Recommended Hardware for This Project
- STM32 Nucleo-F401RE — Cortex-M4 development board, ideal for FreeRTOS + MQTT development
- ESP32 DevKit C (WROOM-32) — Wi-Fi + BLE coprocessor with official Espressif AT firmware support
- ESP8266 NodeMCU v3 — Lower cost Wi-Fi option for simpler MQTT connectivity
- STM32 Nucleo-L476RG — Low-power variant for battery-operated IoT sensor nodes
- Nordic PPK2 Power Profiler — Validate MQTT sleep/wake power consumption at uA resolution
Related Guides on Kalapi Infotech
- STM32 Low Power Modes: Sleep, Stop and Standby — Combine MQTT with Stop mode sleep between publish cycles for multi-year battery life
- Getting Started with Zephyr RTOS on STM32 (2026) — Zephyr’s built-in MQTT client and networking subsystem as an alternative to FreeRTOS
- Running TinyML on STM32 with Edge Impulse — Combine on-device ML inference results with MQTT telemetry upload
- Zephyr vs FreeRTOS: Choosing the Right RTOS — RTOS selection criteria for MQTT-connected embedded systems
Final Thoughts
STM32 combined with FreeRTOS and MQTT is one of the most powerful and widely deployed technology stacks in modern industrial embedded systems. The architectural pattern of separating real-time control from cloud networking — STM32 for determinism, ESP32 for connectivity — appears across factory automation controllers, smart energy meters, industrial condition monitoring platforms, and agricultural telemetry networks.

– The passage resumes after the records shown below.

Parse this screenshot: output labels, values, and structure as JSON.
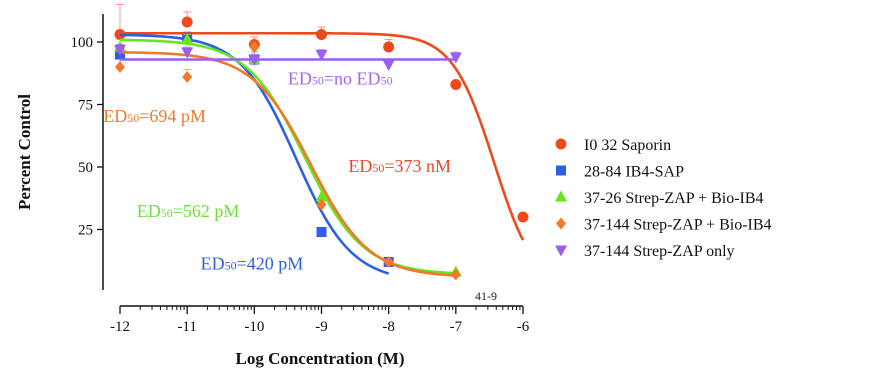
{
  "chart_data": {
    "type": "scatter",
    "xlabel": "Log Concentration (M)",
    "ylabel": "Percent Control",
    "xlim": [
      -12,
      -6
    ],
    "ylim": [
      0,
      110
    ],
    "x_ticks": [
      "-12",
      "-11",
      "-10",
      "-9",
      "-8",
      "-7",
      "-6"
    ],
    "y_ticks": [
      "25",
      "50",
      "75",
      "100"
    ],
    "code_label": "41-9",
    "legend": {
      "position": "right"
    },
    "series": [
      {
        "name": "I0 32 Saporin",
        "color": "#f04a1c",
        "marker": "circle",
        "x": [
          -12,
          -11,
          -10,
          -9,
          -8,
          -7,
          -6
        ],
        "y": [
          103,
          108,
          99,
          103,
          98,
          83,
          30
        ],
        "err": [
          12,
          4,
          3,
          3,
          3,
          0,
          0
        ],
        "fit": {
          "top": 103.5,
          "bottom": 0,
          "logEC50": -6.43,
          "hill": 1.4
        }
      },
      {
        "name": "28-84 IB4-SAP",
        "color": "#2d5fe6",
        "marker": "square",
        "x": [
          -12,
          -11,
          -10,
          -9,
          -8
        ],
        "y": [
          95,
          101,
          93,
          24,
          12
        ],
        "err": [
          4,
          3,
          3,
          0,
          0
        ],
        "fit": {
          "top": 103,
          "bottom": 4,
          "logEC50": -9.38,
          "hill": 1.05
        }
      },
      {
        "name": "37-26 Strep-ZAP + Bio-IB4",
        "color": "#66e61e",
        "marker": "triangle-up",
        "x": [
          -12,
          -11,
          -10,
          -9,
          -7
        ],
        "y": [
          98,
          101,
          93,
          38,
          8
        ],
        "err": [
          3,
          2,
          2,
          0,
          0
        ],
        "fit": {
          "top": 101,
          "bottom": 7,
          "logEC50": -9.25,
          "hill": 1.0
        }
      },
      {
        "name": "37-144 Strep-ZAP + Bio-IB4",
        "color": "#f07a2a",
        "marker": "diamond",
        "x": [
          -12,
          -11,
          -10,
          -9,
          -8,
          -7
        ],
        "y": [
          90,
          86,
          98,
          35,
          12,
          7
        ],
        "err": [
          3,
          3,
          2,
          0,
          0,
          0
        ],
        "fit": {
          "top": 96,
          "bottom": 6,
          "logEC50": -9.16,
          "hill": 1.0
        }
      },
      {
        "name": "37-144 Strep-ZAP only",
        "color": "#9b5ef0",
        "marker": "triangle-down",
        "x": [
          -12,
          -11,
          -10,
          -9,
          -8,
          -7
        ],
        "y": [
          97,
          96,
          93,
          95,
          91,
          94
        ],
        "err": [
          2,
          2,
          2,
          2,
          2,
          2
        ],
        "fit": {
          "flat": 93
        }
      }
    ],
    "annotations": [
      {
        "label": "ED50=no ED50",
        "parts": [
          "ED",
          "50",
          "=no ED",
          "50"
        ],
        "color": "#a466ec",
        "x": -9.5,
        "y": 83
      },
      {
        "label": "ED50=694 pM",
        "parts": [
          "ED",
          "50",
          "=694 pM"
        ],
        "color": "#f07a2a",
        "x": -12.25,
        "y": 68
      },
      {
        "label": "ED50=373 nM",
        "parts": [
          "ED",
          "50",
          "=373 nM"
        ],
        "color": "#e84a28",
        "x": -8.6,
        "y": 48
      },
      {
        "label": "ED50=562 pM",
        "parts": [
          "ED",
          "50",
          "=562 pM"
        ],
        "color": "#6ce03a",
        "x": -11.75,
        "y": 30
      },
      {
        "label": "ED50=420 pM",
        "parts": [
          "ED",
          "50",
          "=420 pM"
        ],
        "color": "#2c5fe0",
        "x": -10.8,
        "y": 9
      }
    ]
  }
}
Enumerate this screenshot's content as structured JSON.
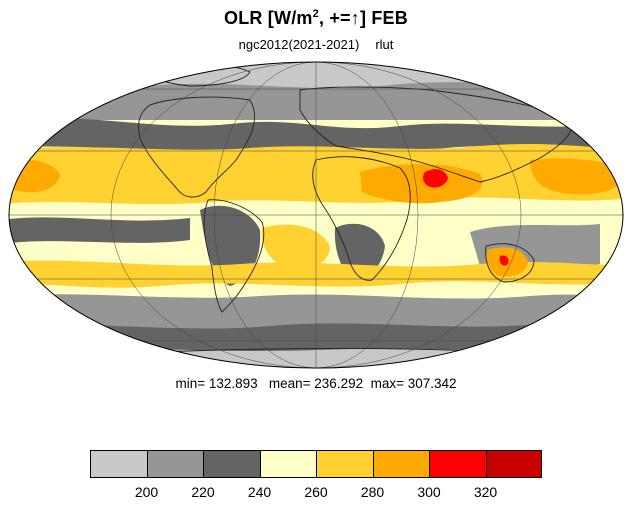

The gap between a demo that works on a desk and a product that runs reliably for years in the field comes down to the engineering disciplines covered in this guide: task isolation with defined priorities, queue-driven data flow, DMA-based UART communication, CRC-validated packet framing, connection management with exponential backoff, per-task watchdog monitoring, and TLS-secured MQTT. None of these are advanced in isolation. Applying them all consistently in a single codebase is what separates engineers who build prototypes from engineers who build products.
A reliable embedded IoT system is not built by adding Wi-Fi to a microcontroller. It is built through deterministic task architecture, queue-driven firmware design, robust fault recovery, memory discipline, and production-grade security. That is what separates a demo from a deployed product.